Pour considérer ce contrôle comme correctement mis en œuvre, l’organisation doit s’assurer que les dispositifs des utilisateurs ne deviennent pas un point faible de sa sécurité de l’information.
Dispositifs utilisateurs et risques associés
Sont considérés comme dispositifs utilisateurs tous les équipements utilisés par des personnes pour accéder aux systèmes et services de l’organisation, tels que les ordinateurs, ordinateurs portables, téléphones mobiles, tablettes ou dispositifs d’accès à distance.
Ces appareils représentent l’un des principaux vecteurs de risque, car ils sont exposés à des menaces telles que les malwares, le phishing ou le vol d’identifiants. Les risques liés à des mots de passe faibles, réutilisés ou partagés sont également fréquents, tout comme la perte ou le vol d’appareils dépourvus de chiffrement ou de mécanismes d’effacement à distance.
À cela s’ajoutent les risques internes, comme l’utilisation abusive des informations par des employés ou collaborateurs, ainsi que l’usage d’applications ou de services non autorisés (Shadow IT) pouvant contourner les contrôles de sécurité de l’entreprise.
Utilisation des appareils personnels (BYOD)
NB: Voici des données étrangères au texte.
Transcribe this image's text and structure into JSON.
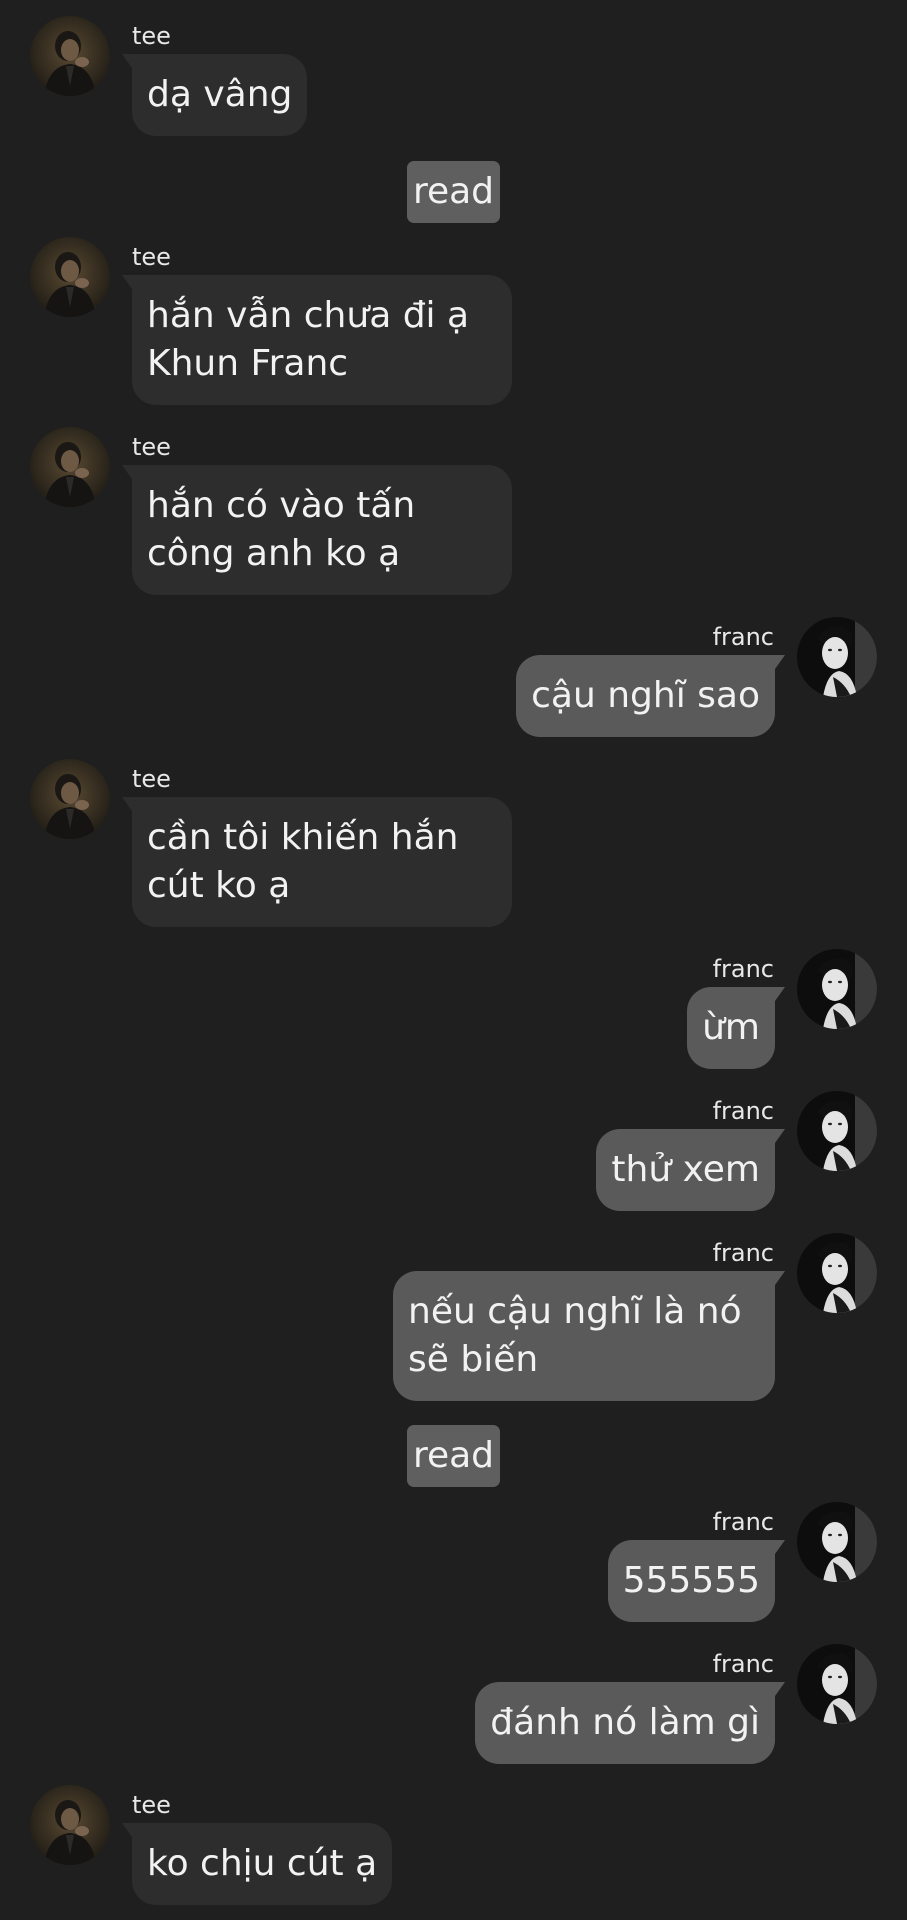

Le modèle BYOD (Bring Your Own Device) permet d’utiliser des appareils personnels à des fins professionnelles. Bien qu’il apporte de la flexibilité, il augmente également les risques s’il n’est pas correctement encadré. Pour répondre aux exigences du contrôle 8.1, l’organisation doit définir clairement quels appareils sont autorisés, quelles exigences de sécurité ils doivent respecter et quels contrôles doivent être appliqués.
Parmi les mesures les plus courantes figurent l’enregistrement des appareils, l’utilisation d’une authentification renforcée, le chiffrement des informations professionnelles, la séparation entre données personnelles et professionnelles ainsi que des audits périodiques de conformité.
Application dans les entreprises de développement logiciel
Dans les entreprises de développement logiciel, les dispositifs utilisateurs constituent des environnements de travail actifs depuis lesquels les collaborateurs accèdent au code source, aux dépôts de code, aux environnements cloud et aux données des clients.
Dans les solutions SaaS, le principal risque concerne l’accès à distance à des infrastructures centralisées. Le contrôle 8.1 doit alors se concentrer sur la sécurisation des accès depuis des appareils protégés, avec une authentification robuste, un contrôle des privilèges et une traçabilité des actions. La fuite d’identifiants, de tokens ou de clés API depuis les appareils utilisateurs constitue l’une des menaces les plus fréquentes.
Dans les solutions on-premise, le risque porte davantage sur les informations stockées localement sur les appareils, telles que le code source, les configurations ou les copies de données clients. Dans ce modèle, le contrôle doit renforcer le chiffrement des équipements, la séparation des informations par client et la gestion sécurisée des accès aux environnements des clients.
Non-conformités fréquemment détectées lors des audits
Lors de nos audits, nous identifions fréquemment des non-conformités liées à ce contrôle, notamment :
- Ordinateurs portables professionnels sans chiffrement de disque utilisés hors des locaux.
- Absence d’un inventaire à jour des dispositifs utilisateurs.
- Utilisation d’appareils personnels pour accéder aux dépôts de code ou aux environnements cloud sans politique BYOD formalisée.
- Identifiants et clés d’accès stockés en clair sur les appareils des développeurs.
- Absence de procédures pour retirer les accès et supprimer les informations lorsqu’un employé quitte l’organisation.
- Formation insuffisante des utilisateurs sur l’utilisation sécurisée des appareils et la détection du phishing.
Conclusion
Le contrôle 8.1 est essentiel pour démontrer la diligence technique et organisationnelle dans la protection des informations. Sa bonne mise en œuvre nécessite de combiner des mesures techniques, des politiques claires et la sensibilisation des utilisateurs, en adaptant les contrôles au modèle économique de l’entreprise et, dans le cas des sociétés de développement logiciel, au type de solution développée.